調査中はニホンザルを追いかけて,気候の変化の激しく整備された道のない山中を丸一日中駆け回る.
相当な体力と精神力を要することは言うまでもない.
そして,このような調査員の尽力によって得られたデータは,ニホンザルの生態研究への利用のみならず,農作物被害に対する有効な対策を講じる上での重要な情報源としても利用される.
そのため,ニホンザル調査を行う者は,間接的にニホンザルによる農作物被害の解決に一役を担っていると言えるだろう.
●ニホンザル調査員=厄介者の味方?
冒頭にも述べたが,先日,所属の研究科のゼミでヤクシマザルによる農作物被害について研究をするという学生の発表があった.
発表の質疑応答で,島民との関係性の構築についての質問(というより懸念?)が参加者から上がった.
一概に「サルによる獣害の研究」といっても,加害者であるサルに着目するか,もしくは被害者である島民に着目するかでそれぞれ研究アプローチが異なる.
もし,発表者が修士課程の2年間という限られた調査期間で,加害者であるサルに着目した研究アプローチ(具体的には生態研究)をする場合,島民からよく思われないのではないかといった懸念である.

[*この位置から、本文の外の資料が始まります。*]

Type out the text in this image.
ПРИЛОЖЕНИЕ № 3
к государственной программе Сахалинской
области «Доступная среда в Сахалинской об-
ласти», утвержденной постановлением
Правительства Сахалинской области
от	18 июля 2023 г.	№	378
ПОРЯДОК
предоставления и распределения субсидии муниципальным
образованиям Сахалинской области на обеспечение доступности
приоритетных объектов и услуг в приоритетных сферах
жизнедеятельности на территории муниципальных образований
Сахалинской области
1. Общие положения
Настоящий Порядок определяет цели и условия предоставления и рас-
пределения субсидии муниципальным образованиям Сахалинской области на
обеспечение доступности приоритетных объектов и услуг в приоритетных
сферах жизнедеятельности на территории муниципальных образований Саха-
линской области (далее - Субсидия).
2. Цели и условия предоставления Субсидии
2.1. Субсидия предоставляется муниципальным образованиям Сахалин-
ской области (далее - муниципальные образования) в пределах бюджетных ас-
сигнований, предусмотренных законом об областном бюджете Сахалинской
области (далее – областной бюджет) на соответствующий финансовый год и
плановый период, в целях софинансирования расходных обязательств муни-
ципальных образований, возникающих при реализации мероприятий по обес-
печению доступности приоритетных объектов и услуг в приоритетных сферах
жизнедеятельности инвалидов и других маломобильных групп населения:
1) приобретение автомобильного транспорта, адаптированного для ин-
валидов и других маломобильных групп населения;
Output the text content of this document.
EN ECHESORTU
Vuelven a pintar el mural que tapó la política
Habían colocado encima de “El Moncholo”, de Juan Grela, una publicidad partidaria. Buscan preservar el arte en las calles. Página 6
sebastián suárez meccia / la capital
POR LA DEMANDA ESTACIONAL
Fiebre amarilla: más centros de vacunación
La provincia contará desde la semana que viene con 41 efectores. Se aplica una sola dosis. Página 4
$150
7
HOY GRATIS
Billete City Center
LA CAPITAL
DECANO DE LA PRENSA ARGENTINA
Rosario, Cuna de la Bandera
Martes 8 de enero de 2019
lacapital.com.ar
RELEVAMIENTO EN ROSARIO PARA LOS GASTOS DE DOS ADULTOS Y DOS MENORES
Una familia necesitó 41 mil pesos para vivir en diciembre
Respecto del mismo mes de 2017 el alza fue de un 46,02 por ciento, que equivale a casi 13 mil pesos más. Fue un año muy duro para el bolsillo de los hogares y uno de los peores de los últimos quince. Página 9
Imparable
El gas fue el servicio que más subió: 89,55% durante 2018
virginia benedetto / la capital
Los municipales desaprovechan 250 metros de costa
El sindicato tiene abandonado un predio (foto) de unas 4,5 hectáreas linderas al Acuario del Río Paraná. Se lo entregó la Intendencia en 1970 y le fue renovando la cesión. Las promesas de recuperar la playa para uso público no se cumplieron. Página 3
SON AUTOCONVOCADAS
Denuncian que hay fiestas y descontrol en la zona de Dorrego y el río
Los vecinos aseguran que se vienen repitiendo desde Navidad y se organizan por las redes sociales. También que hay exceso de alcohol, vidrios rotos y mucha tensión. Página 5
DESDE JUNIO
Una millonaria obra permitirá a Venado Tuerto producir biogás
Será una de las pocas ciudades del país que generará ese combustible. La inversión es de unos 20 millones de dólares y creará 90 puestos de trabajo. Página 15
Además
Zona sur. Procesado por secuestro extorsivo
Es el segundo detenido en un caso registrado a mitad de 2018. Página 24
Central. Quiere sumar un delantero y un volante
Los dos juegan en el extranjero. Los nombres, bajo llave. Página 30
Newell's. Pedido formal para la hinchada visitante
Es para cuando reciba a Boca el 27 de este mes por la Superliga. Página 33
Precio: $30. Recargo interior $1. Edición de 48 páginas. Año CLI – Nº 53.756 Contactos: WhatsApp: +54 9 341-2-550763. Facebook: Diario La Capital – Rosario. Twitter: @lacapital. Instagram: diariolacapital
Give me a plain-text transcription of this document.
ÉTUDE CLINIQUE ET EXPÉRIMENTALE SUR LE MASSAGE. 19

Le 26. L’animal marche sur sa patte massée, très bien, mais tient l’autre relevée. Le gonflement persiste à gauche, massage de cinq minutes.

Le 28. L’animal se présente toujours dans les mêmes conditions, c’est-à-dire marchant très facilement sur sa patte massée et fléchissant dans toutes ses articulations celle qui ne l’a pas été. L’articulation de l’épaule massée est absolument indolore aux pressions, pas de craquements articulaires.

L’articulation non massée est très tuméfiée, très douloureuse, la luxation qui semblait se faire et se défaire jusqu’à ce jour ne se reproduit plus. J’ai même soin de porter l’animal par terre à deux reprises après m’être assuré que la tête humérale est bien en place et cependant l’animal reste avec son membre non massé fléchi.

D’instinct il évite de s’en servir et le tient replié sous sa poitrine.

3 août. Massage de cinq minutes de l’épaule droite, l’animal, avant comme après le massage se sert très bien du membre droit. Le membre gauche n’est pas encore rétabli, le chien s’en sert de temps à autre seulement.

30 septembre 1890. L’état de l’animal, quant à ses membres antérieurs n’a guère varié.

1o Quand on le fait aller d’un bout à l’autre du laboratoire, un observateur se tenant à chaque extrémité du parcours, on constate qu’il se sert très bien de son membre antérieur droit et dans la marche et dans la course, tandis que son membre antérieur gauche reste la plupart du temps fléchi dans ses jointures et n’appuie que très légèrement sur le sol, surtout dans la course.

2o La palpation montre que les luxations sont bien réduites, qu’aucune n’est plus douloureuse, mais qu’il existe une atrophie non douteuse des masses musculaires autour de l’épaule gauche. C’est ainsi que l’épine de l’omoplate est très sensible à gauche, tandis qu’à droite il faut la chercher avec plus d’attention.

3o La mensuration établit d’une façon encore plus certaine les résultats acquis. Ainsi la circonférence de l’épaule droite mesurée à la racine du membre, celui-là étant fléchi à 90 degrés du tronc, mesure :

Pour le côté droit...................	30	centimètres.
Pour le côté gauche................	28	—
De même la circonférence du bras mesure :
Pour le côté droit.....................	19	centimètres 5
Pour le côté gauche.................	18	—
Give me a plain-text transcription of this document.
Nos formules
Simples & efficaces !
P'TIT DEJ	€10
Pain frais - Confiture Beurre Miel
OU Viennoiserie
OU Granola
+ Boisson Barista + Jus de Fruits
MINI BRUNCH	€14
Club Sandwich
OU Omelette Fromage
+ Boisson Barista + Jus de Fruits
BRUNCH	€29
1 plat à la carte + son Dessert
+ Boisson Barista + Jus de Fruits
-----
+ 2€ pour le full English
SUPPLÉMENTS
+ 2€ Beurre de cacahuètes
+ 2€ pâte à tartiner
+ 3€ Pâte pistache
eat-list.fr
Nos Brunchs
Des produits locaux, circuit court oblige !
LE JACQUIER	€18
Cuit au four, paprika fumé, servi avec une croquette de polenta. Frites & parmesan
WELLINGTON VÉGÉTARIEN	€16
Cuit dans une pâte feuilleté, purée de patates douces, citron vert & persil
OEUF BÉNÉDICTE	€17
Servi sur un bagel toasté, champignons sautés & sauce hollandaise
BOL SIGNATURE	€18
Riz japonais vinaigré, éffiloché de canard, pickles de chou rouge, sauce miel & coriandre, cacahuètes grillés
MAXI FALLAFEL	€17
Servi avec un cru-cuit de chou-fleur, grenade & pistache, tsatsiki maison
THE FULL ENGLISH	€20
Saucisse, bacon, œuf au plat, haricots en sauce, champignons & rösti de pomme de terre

しかし実際は,冒頭に挙げた島民の言葉から察するに,調査員がたとえ島民に着目したアプローチで獣害問題に取り掛かろうとも,「サルの調査・研究をする者」という肩書きだけで一部の島民の目には「厄介者(ヤクシマザル)の味方」と映るようである.
●地道な歩み寄り
では,このようなニホンザル調査の実態と(一部の)島民から見た調査員に対するイメージの齟齬を解消し,島民からニホンザル調査への理解を得られる希望はあるのだろうか?
伝え聞いた話によると,屋久島で長年ヤクシマザルの調査をしている京都大学の研究チームは,定期的に島内で島民との交流や調査隊の活動内容・研究成果の報告をする場を設けているようである.(下注2)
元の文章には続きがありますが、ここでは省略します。